Moderna will carry out a placebo-controlled trial of its new COVID-19 vaccine, and the Food and Drug Administration will keep tabs on the trial, Health Secretary Robert F. Kennedy Jr. said on June 3.
Moderna already has a COVID-19 vaccine, called Spikevax, on the market. The new vaccine, approved by health officials on May 31, is known as mNEXSPIKE. A Moderna spokesman confirmed to The Epoch Times that mNEXSPIKE utilizes messenger ribonucleic acid (mRNA) technology, just like Spikevax, but did not answer additional questions.

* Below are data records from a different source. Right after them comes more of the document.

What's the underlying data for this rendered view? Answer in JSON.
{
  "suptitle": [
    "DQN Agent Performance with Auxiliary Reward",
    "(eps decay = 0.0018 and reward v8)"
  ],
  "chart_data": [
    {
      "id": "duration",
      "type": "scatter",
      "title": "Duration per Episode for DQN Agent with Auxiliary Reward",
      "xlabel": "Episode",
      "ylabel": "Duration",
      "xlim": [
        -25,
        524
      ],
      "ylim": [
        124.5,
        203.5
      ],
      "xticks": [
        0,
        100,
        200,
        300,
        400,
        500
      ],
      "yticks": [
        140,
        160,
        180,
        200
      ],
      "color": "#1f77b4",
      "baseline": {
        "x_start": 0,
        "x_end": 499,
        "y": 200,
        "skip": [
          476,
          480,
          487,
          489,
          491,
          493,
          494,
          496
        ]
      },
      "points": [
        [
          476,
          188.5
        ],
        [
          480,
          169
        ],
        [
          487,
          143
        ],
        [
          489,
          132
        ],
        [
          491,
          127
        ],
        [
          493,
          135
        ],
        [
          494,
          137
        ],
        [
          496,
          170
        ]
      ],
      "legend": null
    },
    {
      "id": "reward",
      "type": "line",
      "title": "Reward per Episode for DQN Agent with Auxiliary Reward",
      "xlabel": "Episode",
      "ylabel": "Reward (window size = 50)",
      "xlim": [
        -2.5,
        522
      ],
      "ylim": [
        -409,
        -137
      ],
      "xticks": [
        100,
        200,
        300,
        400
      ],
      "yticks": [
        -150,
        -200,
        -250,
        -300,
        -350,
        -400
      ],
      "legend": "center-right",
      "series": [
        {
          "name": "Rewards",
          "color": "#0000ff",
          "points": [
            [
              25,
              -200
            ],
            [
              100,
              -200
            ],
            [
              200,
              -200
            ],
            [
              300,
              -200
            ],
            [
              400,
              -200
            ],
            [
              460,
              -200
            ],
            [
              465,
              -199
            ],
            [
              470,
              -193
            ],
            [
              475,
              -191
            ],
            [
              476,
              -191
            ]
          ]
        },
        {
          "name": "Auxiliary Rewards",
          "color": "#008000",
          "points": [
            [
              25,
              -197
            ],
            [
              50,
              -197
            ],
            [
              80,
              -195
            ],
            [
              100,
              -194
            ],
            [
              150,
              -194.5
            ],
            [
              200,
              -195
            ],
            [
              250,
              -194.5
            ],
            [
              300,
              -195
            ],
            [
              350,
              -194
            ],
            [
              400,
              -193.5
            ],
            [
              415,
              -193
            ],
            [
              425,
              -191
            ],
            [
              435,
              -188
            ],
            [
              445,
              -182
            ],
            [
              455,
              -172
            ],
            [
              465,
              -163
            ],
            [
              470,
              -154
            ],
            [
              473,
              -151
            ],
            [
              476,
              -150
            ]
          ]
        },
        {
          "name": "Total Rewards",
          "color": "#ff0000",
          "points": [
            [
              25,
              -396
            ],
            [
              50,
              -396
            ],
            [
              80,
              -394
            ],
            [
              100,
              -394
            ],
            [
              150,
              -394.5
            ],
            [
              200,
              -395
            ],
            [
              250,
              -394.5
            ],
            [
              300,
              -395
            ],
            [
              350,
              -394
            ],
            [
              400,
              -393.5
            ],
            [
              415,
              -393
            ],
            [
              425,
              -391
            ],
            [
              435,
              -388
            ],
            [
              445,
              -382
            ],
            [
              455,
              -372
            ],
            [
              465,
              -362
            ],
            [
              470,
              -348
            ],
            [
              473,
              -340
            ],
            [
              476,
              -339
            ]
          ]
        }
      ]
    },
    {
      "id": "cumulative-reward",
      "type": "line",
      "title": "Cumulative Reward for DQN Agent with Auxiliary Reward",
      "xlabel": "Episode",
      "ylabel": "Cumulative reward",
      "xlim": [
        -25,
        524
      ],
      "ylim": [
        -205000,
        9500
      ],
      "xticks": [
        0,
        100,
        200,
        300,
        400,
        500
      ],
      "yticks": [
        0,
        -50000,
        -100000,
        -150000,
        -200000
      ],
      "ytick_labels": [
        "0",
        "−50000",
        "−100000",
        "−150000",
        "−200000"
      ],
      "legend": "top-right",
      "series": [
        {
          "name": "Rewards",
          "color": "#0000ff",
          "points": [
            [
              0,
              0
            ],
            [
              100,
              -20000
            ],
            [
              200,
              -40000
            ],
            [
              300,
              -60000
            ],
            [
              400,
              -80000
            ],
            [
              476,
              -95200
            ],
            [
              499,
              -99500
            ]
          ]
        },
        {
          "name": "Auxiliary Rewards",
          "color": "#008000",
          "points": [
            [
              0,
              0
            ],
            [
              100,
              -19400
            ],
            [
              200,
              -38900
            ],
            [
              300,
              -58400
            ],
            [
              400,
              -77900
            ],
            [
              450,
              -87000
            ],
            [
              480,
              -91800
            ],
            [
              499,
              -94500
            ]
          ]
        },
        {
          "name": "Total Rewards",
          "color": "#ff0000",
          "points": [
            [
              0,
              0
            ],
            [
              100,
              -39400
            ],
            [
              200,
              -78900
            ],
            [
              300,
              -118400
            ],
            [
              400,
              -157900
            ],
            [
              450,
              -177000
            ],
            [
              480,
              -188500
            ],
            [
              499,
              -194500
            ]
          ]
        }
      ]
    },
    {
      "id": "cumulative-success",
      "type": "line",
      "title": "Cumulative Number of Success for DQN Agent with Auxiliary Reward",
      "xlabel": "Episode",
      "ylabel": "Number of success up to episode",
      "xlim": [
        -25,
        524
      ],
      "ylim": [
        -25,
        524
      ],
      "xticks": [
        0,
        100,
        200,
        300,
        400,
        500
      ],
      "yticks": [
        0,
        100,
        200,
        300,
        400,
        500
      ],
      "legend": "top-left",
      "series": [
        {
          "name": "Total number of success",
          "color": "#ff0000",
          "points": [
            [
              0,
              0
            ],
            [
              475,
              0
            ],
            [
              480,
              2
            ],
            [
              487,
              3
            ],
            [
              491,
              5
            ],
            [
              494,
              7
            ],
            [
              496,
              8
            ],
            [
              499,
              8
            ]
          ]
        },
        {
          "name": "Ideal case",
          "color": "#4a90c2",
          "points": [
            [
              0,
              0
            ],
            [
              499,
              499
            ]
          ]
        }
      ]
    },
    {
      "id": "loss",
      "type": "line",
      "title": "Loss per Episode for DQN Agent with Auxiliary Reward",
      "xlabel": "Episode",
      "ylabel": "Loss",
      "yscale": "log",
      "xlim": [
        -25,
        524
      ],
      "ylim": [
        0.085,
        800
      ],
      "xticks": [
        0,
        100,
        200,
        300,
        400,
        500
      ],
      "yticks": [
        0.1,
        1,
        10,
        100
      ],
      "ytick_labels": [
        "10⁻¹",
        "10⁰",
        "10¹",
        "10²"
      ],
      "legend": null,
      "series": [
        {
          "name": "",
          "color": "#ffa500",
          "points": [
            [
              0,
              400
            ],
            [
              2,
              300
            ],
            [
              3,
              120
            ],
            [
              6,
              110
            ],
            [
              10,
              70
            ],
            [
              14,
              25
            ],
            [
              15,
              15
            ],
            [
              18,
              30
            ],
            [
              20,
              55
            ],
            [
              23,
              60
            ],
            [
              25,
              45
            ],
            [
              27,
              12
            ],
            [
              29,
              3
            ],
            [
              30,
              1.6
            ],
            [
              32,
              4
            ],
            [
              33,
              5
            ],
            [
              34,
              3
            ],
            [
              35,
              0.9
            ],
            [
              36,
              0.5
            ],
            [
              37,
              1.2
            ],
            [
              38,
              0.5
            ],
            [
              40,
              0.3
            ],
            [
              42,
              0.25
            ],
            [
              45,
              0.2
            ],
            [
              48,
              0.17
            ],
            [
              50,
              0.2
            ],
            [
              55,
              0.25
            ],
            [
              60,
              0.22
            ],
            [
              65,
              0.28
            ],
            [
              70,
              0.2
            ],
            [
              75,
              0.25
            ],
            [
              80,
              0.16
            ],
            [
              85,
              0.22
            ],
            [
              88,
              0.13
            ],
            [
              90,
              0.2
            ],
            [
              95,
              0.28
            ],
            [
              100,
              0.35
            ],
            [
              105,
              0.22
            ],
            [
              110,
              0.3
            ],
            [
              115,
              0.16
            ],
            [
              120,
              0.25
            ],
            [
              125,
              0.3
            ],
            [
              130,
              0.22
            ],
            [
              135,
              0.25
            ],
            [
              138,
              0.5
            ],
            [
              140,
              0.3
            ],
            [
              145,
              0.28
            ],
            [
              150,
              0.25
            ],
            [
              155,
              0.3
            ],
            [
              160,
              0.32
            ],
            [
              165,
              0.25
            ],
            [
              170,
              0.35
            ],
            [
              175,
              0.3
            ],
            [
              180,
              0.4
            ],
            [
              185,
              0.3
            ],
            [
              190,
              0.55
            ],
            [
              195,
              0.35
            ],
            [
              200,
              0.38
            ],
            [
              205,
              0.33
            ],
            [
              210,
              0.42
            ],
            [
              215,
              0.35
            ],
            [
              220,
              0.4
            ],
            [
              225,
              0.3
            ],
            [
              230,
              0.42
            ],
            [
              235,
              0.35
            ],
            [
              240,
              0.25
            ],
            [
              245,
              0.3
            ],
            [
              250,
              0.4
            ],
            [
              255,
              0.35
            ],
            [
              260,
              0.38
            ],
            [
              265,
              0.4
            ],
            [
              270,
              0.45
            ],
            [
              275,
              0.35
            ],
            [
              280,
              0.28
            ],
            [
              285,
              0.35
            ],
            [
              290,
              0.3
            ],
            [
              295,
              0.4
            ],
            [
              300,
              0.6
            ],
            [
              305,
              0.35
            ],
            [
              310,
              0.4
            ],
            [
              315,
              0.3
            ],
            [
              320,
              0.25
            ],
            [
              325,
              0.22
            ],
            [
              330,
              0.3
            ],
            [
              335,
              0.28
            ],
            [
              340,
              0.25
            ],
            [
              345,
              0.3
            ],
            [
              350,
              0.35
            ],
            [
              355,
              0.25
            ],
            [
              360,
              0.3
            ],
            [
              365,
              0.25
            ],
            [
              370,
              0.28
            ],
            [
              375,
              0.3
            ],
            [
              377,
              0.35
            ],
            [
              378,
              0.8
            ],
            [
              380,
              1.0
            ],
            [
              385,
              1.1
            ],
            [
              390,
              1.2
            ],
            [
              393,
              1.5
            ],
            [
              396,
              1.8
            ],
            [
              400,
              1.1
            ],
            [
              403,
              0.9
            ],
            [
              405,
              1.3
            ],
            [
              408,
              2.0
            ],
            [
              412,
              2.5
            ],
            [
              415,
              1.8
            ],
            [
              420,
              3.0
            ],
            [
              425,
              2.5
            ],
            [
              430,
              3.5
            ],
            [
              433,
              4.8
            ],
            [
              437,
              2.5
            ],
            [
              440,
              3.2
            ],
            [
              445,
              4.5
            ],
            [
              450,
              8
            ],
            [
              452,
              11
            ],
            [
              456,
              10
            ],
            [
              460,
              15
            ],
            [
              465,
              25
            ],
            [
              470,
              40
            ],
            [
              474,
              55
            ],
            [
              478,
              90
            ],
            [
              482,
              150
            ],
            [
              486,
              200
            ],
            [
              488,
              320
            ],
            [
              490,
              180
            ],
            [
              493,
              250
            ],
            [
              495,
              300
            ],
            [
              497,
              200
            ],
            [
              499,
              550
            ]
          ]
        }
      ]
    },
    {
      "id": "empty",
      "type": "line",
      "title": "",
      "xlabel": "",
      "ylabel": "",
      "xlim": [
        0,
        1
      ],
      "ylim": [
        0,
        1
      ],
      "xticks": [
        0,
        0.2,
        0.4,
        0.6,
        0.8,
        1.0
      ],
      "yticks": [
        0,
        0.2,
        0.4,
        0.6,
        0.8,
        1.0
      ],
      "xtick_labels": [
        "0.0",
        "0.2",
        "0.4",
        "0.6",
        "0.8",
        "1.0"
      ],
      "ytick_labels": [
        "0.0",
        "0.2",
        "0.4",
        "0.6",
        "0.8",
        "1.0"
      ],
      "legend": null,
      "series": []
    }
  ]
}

A spokesperson for the HHS told The Epoch Times in an email on Wednesday: “This approval was for high-risk individuals. Approvals for healthy people will still have to go through placebo-based trials.”
Approval Based on Trial
The FDA licensed mNEXSPIKE for previously vaccinated adults aged 65 and older. People aged 12 to 64 who have at least one condition, such as obesity, that authorities say places them at higher risk for severe COVID-19, and who received a COVID-19 vaccine before, can also take the shot, which Moderna says will be available later in the year.The study will be initiated in November 2025, will be completed in mid-2026, and final results will be provided to regulators on Jan. 31, 2027, the FDA said.
“The FDA will monitor and collect data throughout the trial for every adverse outcome—not just a table list of expected outcomes,” Kennedy said on Tuesday. “FDA will scrutinize every aspect of the trial. We will deliver on our promise to use gold standard science and common sense.”
Barbara Loe Fisher, co-founder and president of the National Vaccine Information Center, told The Epoch Times in an email that there is insufficient data at present regarding adverse events among the elderly and people with one of the risk conditions following mRNA vaccination, but that she was encouraged that Kennedy “has reassured the public that the FDA will require Moderna to conduct a true placebo controlled clinical trial of mNEXSPIKE and collect data for every adverse outcome, not just expected outcomes.”
Moderna ran a trial prior to approval that compared the immune reactions and number of COVID-19 infections among participants who received mNEXSPIKE and people who received a version of Moderna’s existing vaccine. The mNEXSPIKE arm had the same or better immunogenicity, and a lower percentage of mNEXSPIKE recipients contracted COVID-19 or severe COVID-19, according to the company. The relative vaccine efficacy against symptomatic COVID-19 was 9.3 percent.